Textadept Language Lexers

Impression and tips on extending language support


It is beginning to look like I will be writing an article on Textadept for the coming weeks or months to come. As to keep things simple, here is part three of what I’m now calling: “The Ever Expanding Series on Textadept Guides, Tips, and Tricks.” Abbreviated as TEESOTGTAT… or humanly understandable, TGTT. What can I say? I love the darn text editor.

A little back story, again. A few ages ago, before my enlightenment on Textadept, I gained a massive fear of writing language lexers for text editors. It was never because I did not have the ability to do so, but because the process was so darn extravagantly complex for some, it became an annoyance to finish or start them. I would start each time optimistically. Yet after a few days(weeks), I end up with a mesh of regular expressions that would become self aware and still not be done with my ‘attempt’ at a new language lexer. To give some credit however, many of my tries did get close to what I envisioned for the language lexer, but never did they reach a level I felt comfortable publishing. As a programmer(commonly known as a person suffering from OCD) it was frustrating to not finish a lexer and I ended up not trying anymore. Then came Textadept.

What makes Textadept so special in lexer language writing is the fact it uses parsing expression grammar(PEG) for the syntax parsing. If you never used PEGs, the syntax isn’t hard to learn, but is not even required to know for making lexers on Textadept. In fact, thanks to the extensive abbreviations done for you on Textadept, you can make a lexer without ever knowing much of PEGs. All you really have to do is look over the excellently written piece at the API section for lexers on Textadept to get started.
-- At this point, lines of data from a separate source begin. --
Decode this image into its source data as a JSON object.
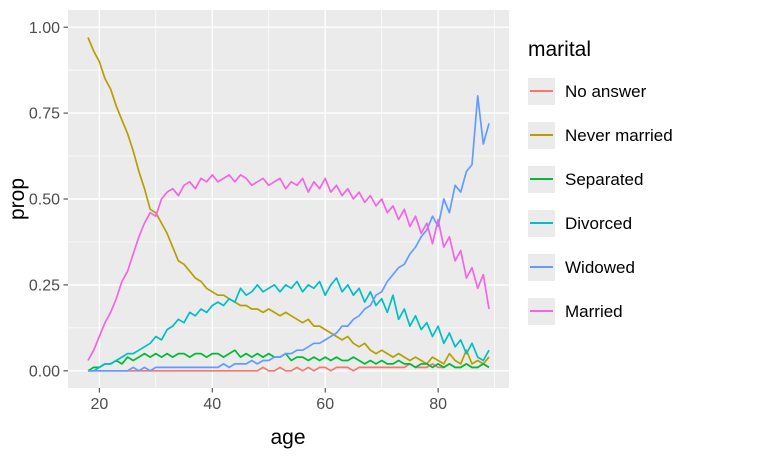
{
  "figure": {
    "background": "#FFFFFF",
    "panel_background": "#EBEBEB",
    "grid_color": "#FFFFFF",
    "tick_color": "#333333",
    "tick_label_color": "#4D4D4D",
    "text_color": "#000000"
  },
  "chart_data": {
    "type": "line",
    "title": "",
    "xlabel": "age",
    "ylabel": "prop",
    "legend_title": "marital",
    "legend_position": "right",
    "grid": true,
    "xlim": [
      14.45,
      92.55
    ],
    "ylim": [
      -0.05,
      1.05
    ],
    "x_ticks": {
      "values": [
        20,
        40,
        60,
        80
      ],
      "labels": [
        "20",
        "40",
        "60",
        "80"
      ],
      "minor": [
        30,
        50,
        70,
        90
      ]
    },
    "y_ticks": {
      "values": [
        0,
        0.25,
        0.5,
        0.75,
        1
      ],
      "labels": [
        "0.00",
        "0.25",
        "0.50",
        "0.75",
        "1.00"
      ],
      "minor": [
        0.125,
        0.375,
        0.625,
        0.875
      ]
    },
    "x": [
      18,
      19,
      20,
      21,
      22,
      23,
      24,
      25,
      26,
      27,
      28,
      29,
      30,
      31,
      32,
      33,
      34,
      35,
      36,
      37,
      38,
      39,
      40,
      41,
      42,
      43,
      44,
      45,
      46,
      47,
      48,
      49,
      50,
      51,
      52,
      53,
      54,
      55,
      56,
      57,
      58,
      59,
      60,
      61,
      62,
      63,
      64,
      65,
      66,
      67,
      68,
      69,
      70,
      71,
      72,
      73,
      74,
      75,
      76,
      77,
      78,
      79,
      80,
      81,
      82,
      83,
      84,
      85,
      86,
      87,
      88,
      89
    ],
    "series": [
      {
        "name": "No answer",
        "color": "#F8766D",
        "values": [
          0,
          0,
          0,
          0,
          0,
          0,
          0,
          0,
          0,
          0,
          0,
          0,
          0,
          0,
          0,
          0,
          0,
          0,
          0,
          0,
          0,
          0,
          0,
          0,
          0,
          0,
          0,
          0,
          0,
          0,
          0,
          0.01,
          0,
          0,
          0.01,
          0,
          0,
          0.01,
          0,
          0.01,
          0,
          0.01,
          0.01,
          0,
          0.01,
          0.01,
          0.01,
          0,
          0.01,
          0.01,
          0.01,
          0.01,
          0.01,
          0.01,
          0.01,
          0.01,
          0.01,
          0.02,
          0.01,
          0.01,
          0.01,
          0.02,
          0.01,
          0.01,
          0.02,
          0.01,
          0.01,
          0.02,
          0.01,
          0.01,
          0.02,
          0.01
        ]
      },
      {
        "name": "Never married",
        "color": "#B79F00",
        "values": [
          0.97,
          0.93,
          0.9,
          0.85,
          0.82,
          0.77,
          0.73,
          0.69,
          0.64,
          0.58,
          0.53,
          0.47,
          0.46,
          0.43,
          0.4,
          0.36,
          0.32,
          0.31,
          0.29,
          0.27,
          0.26,
          0.24,
          0.23,
          0.22,
          0.22,
          0.21,
          0.2,
          0.19,
          0.19,
          0.18,
          0.18,
          0.17,
          0.18,
          0.17,
          0.16,
          0.17,
          0.16,
          0.15,
          0.14,
          0.15,
          0.13,
          0.13,
          0.12,
          0.11,
          0.1,
          0.09,
          0.1,
          0.08,
          0.07,
          0.08,
          0.06,
          0.05,
          0.06,
          0.05,
          0.04,
          0.05,
          0.04,
          0.03,
          0.04,
          0.03,
          0.02,
          0.04,
          0.03,
          0.02,
          0.05,
          0.03,
          0.02,
          0.06,
          0.02,
          0.03,
          0.02,
          0.04
        ]
      },
      {
        "name": "Separated",
        "color": "#00BA38",
        "values": [
          0,
          0.01,
          0.01,
          0.02,
          0.02,
          0.03,
          0.02,
          0.04,
          0.03,
          0.04,
          0.05,
          0.04,
          0.05,
          0.04,
          0.05,
          0.04,
          0.05,
          0.05,
          0.04,
          0.05,
          0.05,
          0.04,
          0.05,
          0.05,
          0.04,
          0.05,
          0.06,
          0.04,
          0.05,
          0.04,
          0.05,
          0.04,
          0.05,
          0.04,
          0.04,
          0.05,
          0.03,
          0.04,
          0.04,
          0.03,
          0.04,
          0.03,
          0.04,
          0.03,
          0.04,
          0.03,
          0.03,
          0.04,
          0.03,
          0.02,
          0.03,
          0.02,
          0.03,
          0.02,
          0.02,
          0.03,
          0.02,
          0.02,
          0.01,
          0.02,
          0.02,
          0.01,
          0.02,
          0.01,
          0.02,
          0.01,
          0.01,
          0.02,
          0.01,
          0.01,
          0.02,
          0.01
        ]
      },
      {
        "name": "Divorced",
        "color": "#00BFC4",
        "values": [
          0,
          0,
          0.01,
          0.02,
          0.02,
          0.03,
          0.04,
          0.05,
          0.05,
          0.06,
          0.07,
          0.08,
          0.1,
          0.09,
          0.12,
          0.13,
          0.15,
          0.14,
          0.17,
          0.16,
          0.18,
          0.17,
          0.19,
          0.2,
          0.19,
          0.21,
          0.2,
          0.24,
          0.22,
          0.23,
          0.25,
          0.23,
          0.24,
          0.25,
          0.23,
          0.25,
          0.24,
          0.26,
          0.23,
          0.25,
          0.24,
          0.26,
          0.22,
          0.25,
          0.27,
          0.23,
          0.25,
          0.22,
          0.24,
          0.2,
          0.23,
          0.19,
          0.21,
          0.17,
          0.22,
          0.15,
          0.18,
          0.13,
          0.16,
          0.12,
          0.14,
          0.1,
          0.13,
          0.08,
          0.11,
          0.07,
          0.09,
          0.05,
          0.08,
          0.04,
          0.03,
          0.06
        ]
      },
      {
        "name": "Widowed",
        "color": "#619CFF",
        "values": [
          0,
          0,
          0,
          0,
          0,
          0,
          0,
          0,
          0.01,
          0,
          0.01,
          0,
          0.01,
          0.01,
          0.01,
          0.01,
          0.01,
          0.01,
          0.01,
          0.01,
          0.01,
          0.01,
          0.01,
          0.01,
          0.02,
          0.01,
          0.02,
          0.02,
          0.02,
          0.03,
          0.02,
          0.03,
          0.03,
          0.04,
          0.04,
          0.05,
          0.05,
          0.06,
          0.06,
          0.07,
          0.08,
          0.08,
          0.09,
          0.1,
          0.11,
          0.13,
          0.13,
          0.15,
          0.16,
          0.18,
          0.19,
          0.22,
          0.23,
          0.26,
          0.28,
          0.3,
          0.31,
          0.34,
          0.36,
          0.39,
          0.41,
          0.45,
          0.42,
          0.5,
          0.46,
          0.54,
          0.52,
          0.58,
          0.6,
          0.8,
          0.66,
          0.72
        ]
      },
      {
        "name": "Married",
        "color": "#F564E3",
        "values": [
          0.03,
          0.06,
          0.1,
          0.14,
          0.17,
          0.21,
          0.26,
          0.29,
          0.34,
          0.39,
          0.43,
          0.46,
          0.45,
          0.5,
          0.52,
          0.53,
          0.51,
          0.54,
          0.55,
          0.53,
          0.56,
          0.55,
          0.57,
          0.55,
          0.56,
          0.57,
          0.55,
          0.57,
          0.56,
          0.54,
          0.55,
          0.56,
          0.54,
          0.55,
          0.56,
          0.53,
          0.55,
          0.54,
          0.56,
          0.52,
          0.55,
          0.53,
          0.56,
          0.52,
          0.54,
          0.51,
          0.53,
          0.5,
          0.52,
          0.49,
          0.51,
          0.48,
          0.5,
          0.46,
          0.48,
          0.44,
          0.47,
          0.42,
          0.45,
          0.4,
          0.43,
          0.37,
          0.44,
          0.36,
          0.39,
          0.32,
          0.35,
          0.27,
          0.3,
          0.24,
          0.28,
          0.18
        ]
      }
    ]
  }
}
However if you want to make something well, do yourself a favor and watch Roberto’s presentation on LPEG(Lua’s PEG interpretation) or take a few moments of your time to read through the LPEG reference manual. PEGs happen to be a complete joy to use, as opposed to regular expressions(regex), for programming language parsing. The layman’s reason is that the PEG standard is spectacular powerful in programming language parsing due to memoization. It is practically built exclusively for the ability. Memoization allows PEGs to parse syntax grammar quite precise with very little to zero redundancy in the interpretation.

The fact that Textadept uses PEGs for language parsing makes writing an entire lexer a breeze. To give an example. My Rust lexer, which holds EVERY single context and definition of the language, has 92 lines, including whitespace, comments, and formatting I tend to use. Heck, the default ANSI C has 73 lines.

I won’t try to explain on how to actually make a lexer since the lexer api is so elegantly written and easy to follow. Instead, I’ll leave you with a couple tips that I tend to follow when writing a lexer for Textadept.

The first tip when writing a lexer is to look at a language’s lexer that is already written which is similar to your language’s syntax. You can save a lot of time in trying to figure out how to get say ‘brackets folding’ correctly with only using the reference on how it’s done on a similar language. As an added bonus, it also helps you see the best practices on how to write your lexer.

Another tip I have for you is a follow up on the first. If the language lexer you are writing is actually just an embedding of a couple of other languages, then use the embedding syntax of Textadept. Don’t go and write an entire lexer for multiple languages, just to find out you could’ve embed them in under 20 lines.

The same can be said in use of an alias for a lexer. Save yourself the trouble and time and just use the alias. My Linux kernel module is literally a one liner alias to `ansi_c`:

return require(“lexer”).load(“ansi_c”, “linux”)

Next, when writing your lexer, try to separate the parsing done to single expressions. The power in LPEG and PEGs in general is that you can separate a parsing expression to how ever many lines you wish. Then combine with the conditional operators `+` or `*` the expressions. Doing the syntax parsing as such can also help you clearly identify what’s going on.

-- Strings
local sq_str = P(‘L’)^-1 * l.delimited_range(“’”)
local dq_str = P(‘L’)^-1 * l.delimited_range(‘”’)
local raw_str = “##” * (l.any — ‘##’)^0 * P(“##”)^-1
local string = token(l.STRING, sq_str + dq_str + raw_str)

Above is a quick example of separation of the parsing expression for all the ways strings are written in Rust. The first three lines are expressions for each type of string. The last line is where I collect all the expressions I defined to use as the pattern for strings.

Lastly. Don not be afraid of writing a language lexer for Textadept. It really is easy and is one of the major powers of the text editor that very few others have.

So what you waiting for!? Open up Textadept, make a new lexer file, and follow the lexer reference guide to get started!